Ridley chose a website designer to help her build My First Beats and said conveying exactly what she wanted into words was hard but a "massive learning curve".
"The music side of it my husband wrote, played, and produced. The research was done by me," she explained.
"I think the two first hurdles for me were knowledge and confidence, but with a limited budget to set the business up I had to either pay someone to do things for me or learn what I can and do it myself.
"So I learned myself."
Ridley saved over £600 by learning how to form a limited company on her own after research on the internet and she said this gave her the confidence to carry on.
"Other people I approached to help on this journey included the Chamber of Commerce, the D100 Doncaster Councils mentoring scheme, the Association of Independent Music (AIM) and also their start-up programme," said Ridley.
"It was difficult at times but very rewarding. Seeing things come together that you’ve worked for is very satisfying."
The result of her hard work was a six-track CD album called: EVA Sensory Soundscapes.
EVA Sensory Soundscapes
Two 'soothing' tracks - more soothing with heartbeats on but slowed down slightly, these are more likely to help a baby sleep and calm down.
Eva's song - half way between them both.
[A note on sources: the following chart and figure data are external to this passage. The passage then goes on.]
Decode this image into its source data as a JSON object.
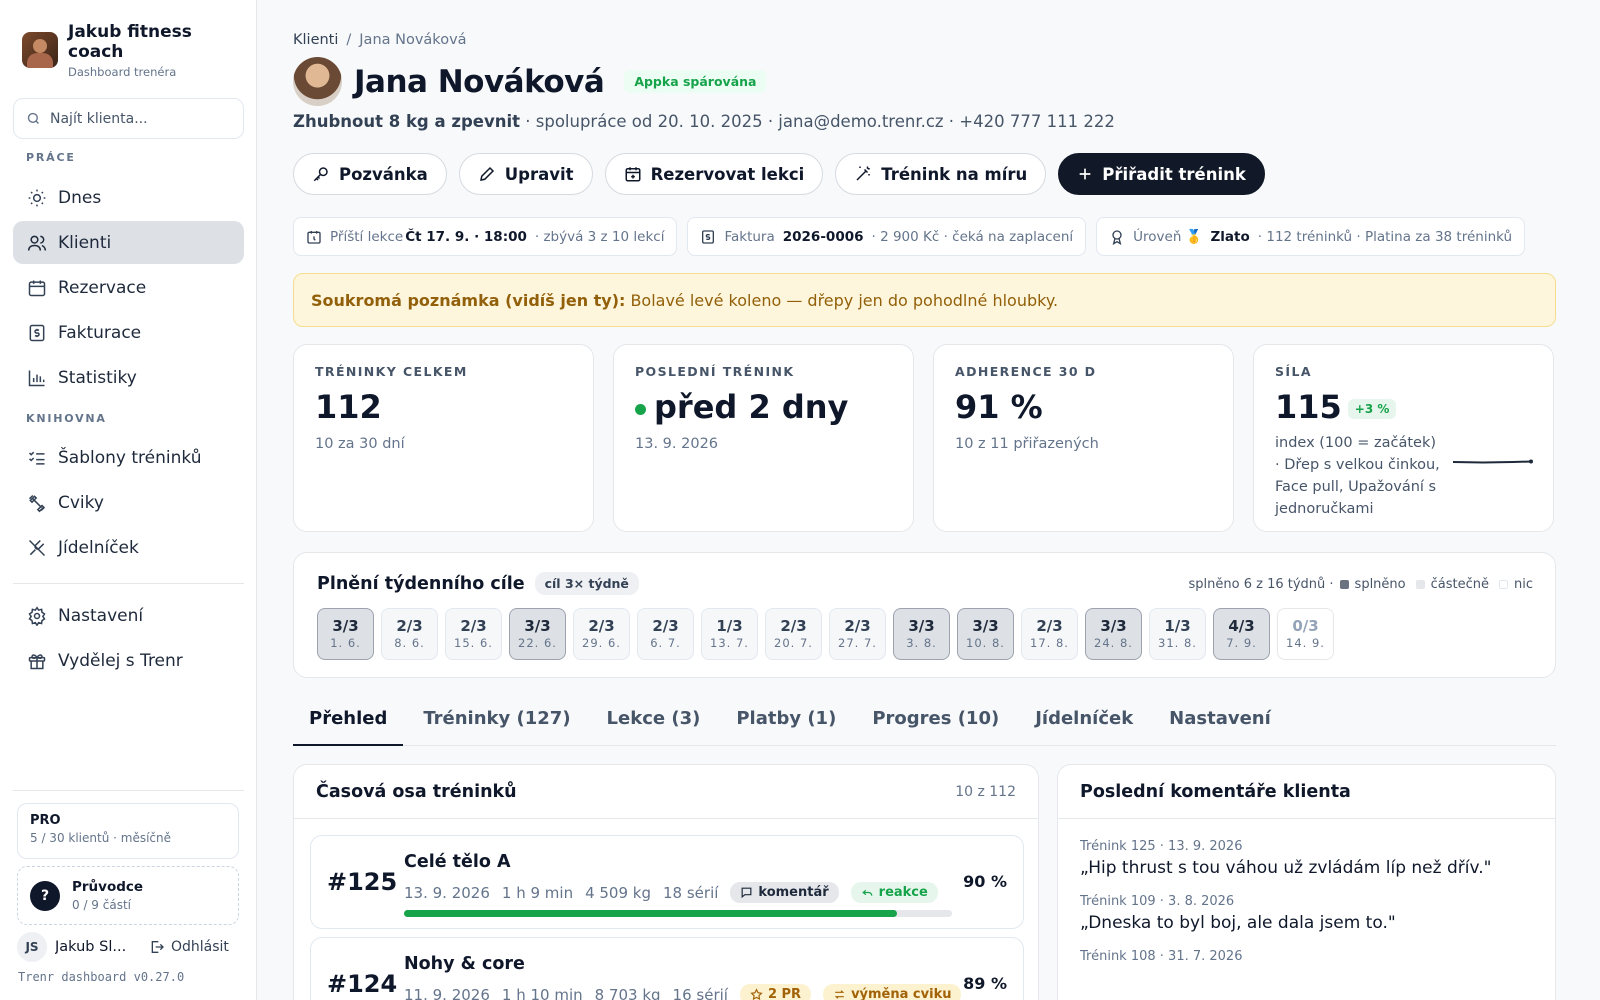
{
  "sidebar": {
    "brand_name": "Jakub fitness coach",
    "brand_sub": "Dashboard trenéra",
    "search_placeholder": "Najít klienta...",
    "section_work": "PRÁCE",
    "section_library": "KNIHOVNA",
    "items": [
      {
        "label": "Dnes",
        "icon": "sun-icon"
      },
      {
        "label": "Klienti",
        "icon": "users-icon",
        "active": true
      },
      {
        "label": "Rezervace",
        "icon": "calendar-icon"
      },
      {
        "label": "Fakturace",
        "icon": "invoice-icon"
      },
      {
        "label": "Statistiky",
        "icon": "bar-chart-icon"
      },
      {
        "label": "Šablony tréninků",
        "icon": "list-check-icon"
      },
      {
        "label": "Cviky",
        "icon": "dumbbell-icon"
      },
      {
        "label": "Jídelníček",
        "icon": "utensils-icon"
      },
      {
        "label": "Nastavení",
        "icon": "gear-icon"
      },
      {
        "label": "Vydělej s Trenr",
        "icon": "gift-icon"
      }
    ],
    "plan_title": "PRO",
    "plan_sub": "5 / 30 klientů · měsíčně",
    "guide_title": "Průvodce",
    "guide_sub": "0 / 9 částí",
    "guide_mark": "?",
    "user_initials": "JS",
    "user_name": "Jakub Sl...",
    "logout": "Odhlásit",
    "version": "Trenr dashboard v0.27.0"
  },
  "breadcrumb": {
    "root": "Klienti",
    "sep": "/",
    "current": "Jana Nováková"
  },
  "client": {
    "name": "Jana Nováková",
    "paired_badge": "Appka spárována",
    "goal": "Zhubnout 8 kg a zpevnit",
    "meta": " · spolupráce od 20. 10. 2025 · jana@demo.trenr.cz · +420 777 111 222"
  },
  "actions": {
    "invite": "Pozvánka",
    "edit": "Upravit",
    "book": "Rezervovat lekci",
    "custom": "Trénink na míru",
    "assign": "Přiřadit trénink"
  },
  "chips": {
    "next_prefix": "Příští lekce",
    "next_value": "Čt 17. 9. · 18:00",
    "next_suffix": "· zbývá 3 z 10 lekcí",
    "invoice_prefix": "Faktura",
    "invoice_value": "2026-0006",
    "invoice_suffix": "· 2 900 Kč · čeká na zaplacení",
    "level_prefix": "Úroveň 🥇",
    "level_value": "Zlato",
    "level_suffix": "· 112 tréninků · Platina za 38 tréninků"
  },
  "note": {
    "label": "Soukromá poznámka (vidíš jen ty):",
    "text": "Bolavé levé koleno — dřepy jen do pohodlné hloubky."
  },
  "stats": {
    "total": {
      "label": "TRÉNINKY CELKEM",
      "value": "112",
      "sub": "10 za 30 dní"
    },
    "last": {
      "label": "POSLEDNÍ TRÉNINK",
      "value": "před 2 dny",
      "sub": "13. 9. 2026"
    },
    "adherence": {
      "label": "ADHERENCE 30 D",
      "value": "91 %",
      "sub": "10 z 11 přiřazených"
    },
    "strength": {
      "label": "SÍLA",
      "value": "115",
      "delta": "+3 %",
      "desc": "index (100 = začátek) · Dřep s velkou činkou, Face pull, Upažování s jednoručkami"
    }
  },
  "weekly": {
    "title": "Plnění týdenního cíle",
    "goal": "cíl 3× týdně",
    "summary": "splněno 6 z 16 týdnů ·",
    "legend_full": "splněno",
    "legend_partial": "částečně",
    "legend_none": "nic",
    "weeks": [
      {
        "r": "3/3",
        "d": "1. 6.",
        "s": "full"
      },
      {
        "r": "2/3",
        "d": "8. 6.",
        "s": "partial"
      },
      {
        "r": "2/3",
        "d": "15. 6.",
        "s": "partial"
      },
      {
        "r": "3/3",
        "d": "22. 6.",
        "s": "full"
      },
      {
        "r": "2/3",
        "d": "29. 6.",
        "s": "partial"
      },
      {
        "r": "2/3",
        "d": "6. 7.",
        "s": "partial"
      },
      {
        "r": "1/3",
        "d": "13. 7.",
        "s": "partial"
      },
      {
        "r": "2/3",
        "d": "20. 7.",
        "s": "partial"
      },
      {
        "r": "2/3",
        "d": "27. 7.",
        "s": "partial"
      },
      {
        "r": "3/3",
        "d": "3. 8.",
        "s": "full"
      },
      {
        "r": "3/3",
        "d": "10. 8.",
        "s": "full"
      },
      {
        "r": "2/3",
        "d": "17. 8.",
        "s": "partial"
      },
      {
        "r": "3/3",
        "d": "24. 8.",
        "s": "full"
      },
      {
        "r": "1/3",
        "d": "31. 8.",
        "s": "partial"
      },
      {
        "r": "4/3",
        "d": "7. 9.",
        "s": "full"
      },
      {
        "r": "0/3",
        "d": "14. 9.",
        "s": "none"
      }
    ]
  },
  "tabs": [
    "Přehled",
    "Tréninky (127)",
    "Lekce (3)",
    "Platby (1)",
    "Progres (10)",
    "Jídelníček",
    "Nastavení"
  ],
  "timeline": {
    "title": "Časová osa tréninků",
    "count": "10 z 112",
    "items": [
      {
        "num": "#125",
        "name": "Celé tělo A",
        "date": "13. 9. 2026",
        "duration": "1 h 9 min",
        "volume": "4 509 kg",
        "sets": "18 sérií",
        "tag1": "komentář",
        "tag2": "reakce",
        "pct": "90 %",
        "progress": 0.9
      },
      {
        "num": "#124",
        "name": "Nohy & core",
        "date": "11. 9. 2026",
        "duration": "1 h 10 min",
        "volume": "8 703 kg",
        "sets": "16 sérií",
        "tag1": "2 PR",
        "tag2": "výměna cviku",
        "pct": "89 %",
        "progress": 0.89
      }
    ]
  },
  "comments": {
    "title": "Poslední komentáře klienta",
    "items": [
      {
        "meta": "Trénink 125 · 13. 9. 2026",
        "text": "„Hip thrust s tou váhou už zvládám líp než dřív.\""
      },
      {
        "meta": "Trénink 109 · 3. 8. 2026",
        "text": "„Dneska to byl boj, ale dala jsem to.\""
      },
      {
        "meta": "Trénink 108 · 31. 7. 2026",
        "text": ""
      }
    ]
  },
  "colors": {
    "accent": "#111827",
    "success": "#16a34a",
    "note_bg": "#fef6dc",
    "note_text": "#92600a"
  }
}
The heartbeat is quite prominent and it's got babbles in too.
Two 'upbeat' tracks - they still have heartbeats but they are a lot faster and they are recommended to be used during sensory play such as engaging children and letting them babble back.
Bonus track - called beat box baby and is just made up of babbles.
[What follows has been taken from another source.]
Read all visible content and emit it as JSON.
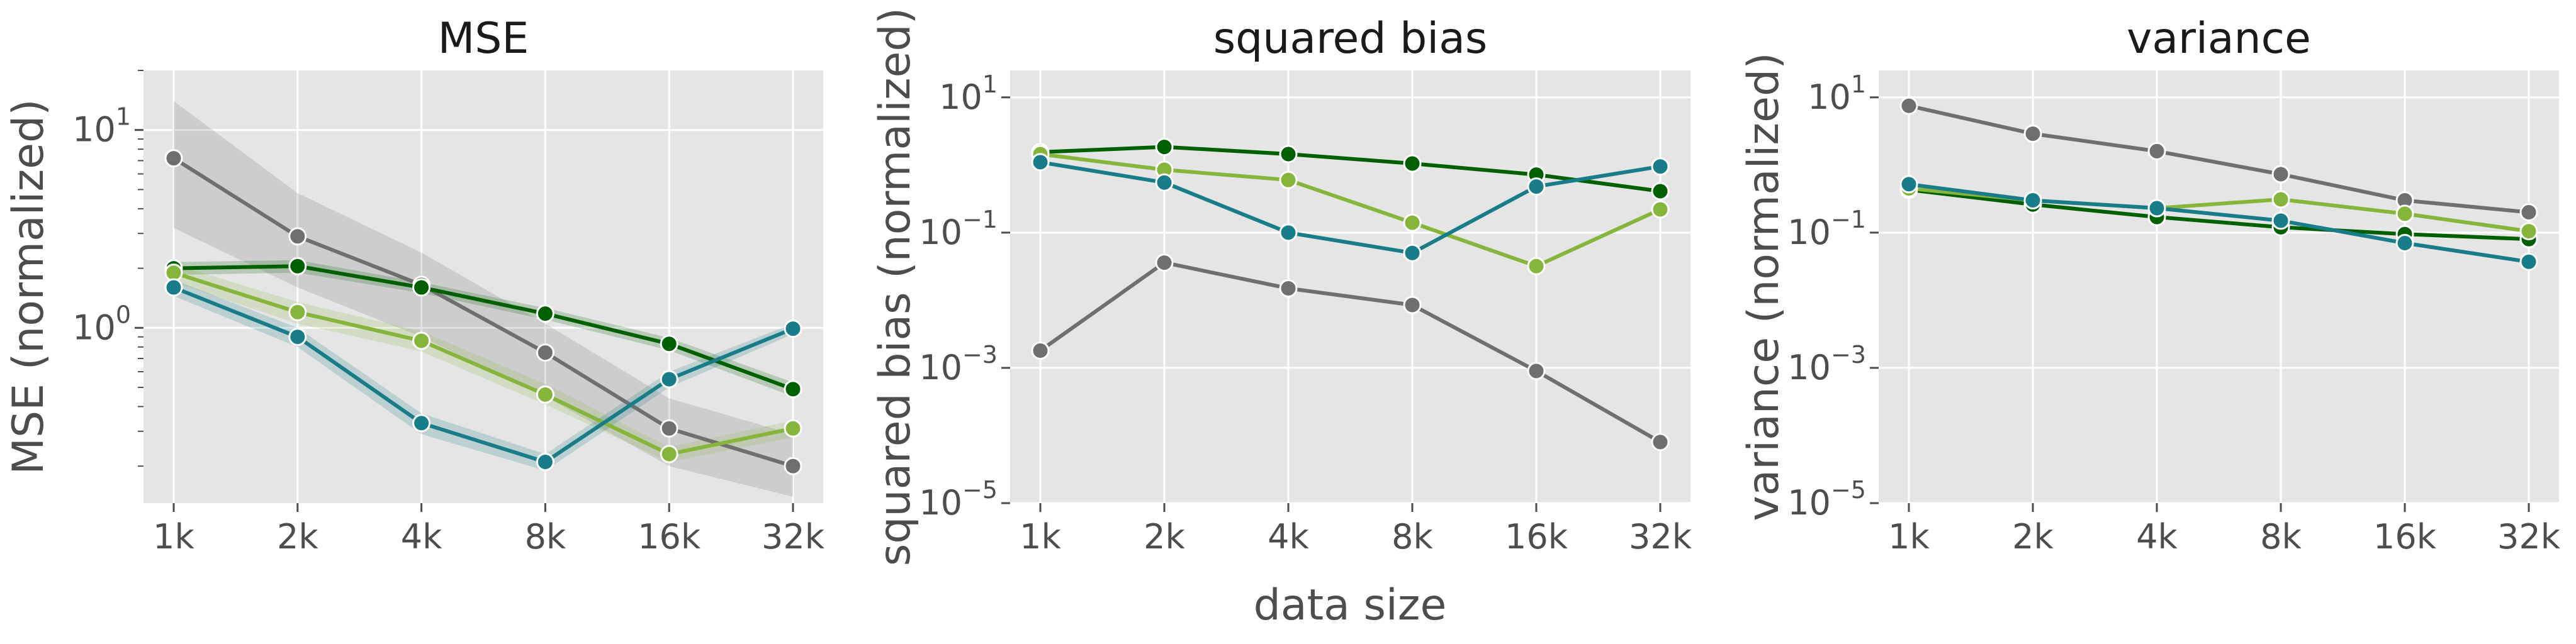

You can receive the EP on a disk for £5, or buy the tracks on iTunes for 99p.
Before launch on 27 April 2015, Ridley sent the tracks out to other parents to conduct case studies to see how babies responded to the tracks and music.
"The general reaction was really positive with some quite funny comments - one parent said her kid never settled in the car and the girl was asleep before the song was finished!" Ridley explained.
"A couple of others emailed me saying their children had been distressed and upset, but with the music they came over all cuddly.
"One mother said her son came and cuddled up with a blanket on her lap. It has successfully helped children fall asleep and calm down."
Having launched the website to the public only two months ago, Ridley said she is pleased with the reaction so far.
"Music, especially children’s music, is an extremely competitive market, so the fact we are getting our name around is saying something," she explained.
"I’m working hard to connect my business with the right partners and working hard to get it trialled in the right places.
"The fact everyone has been positive about our music, has been great news and shows we are doing something right."
Although currently aiming at children aged five and under, Ridley said parents of older children and parents of children with autism had told her they'd also found the music beneficial.
So what's next for Ridley?
"I want to look into learning difficulties in adults and how music can help people with dementia," she added.
"But we are also hoping to do bespoke tracks, to see if babies react to their own voice a lot more.
"We would get parents to record them, send us the recording, choose a track that they want and we will make it for them."
Another positive part of the business Ridley is passionate about is making sure 5% of every order goes to Children’s Hospice South West.
When discussing expansion plans, Ridley said she is hoping to partner with more charities so parents are able to choose which one receives their donation when purchasing.
Ridley gave birth to her second child, Oakley, earlier this year, and of course she has been recording his heartbeats during pregnancy and his babbles now.
"We've got loads of recordings to play with," she says. "We're already working on the next EP!"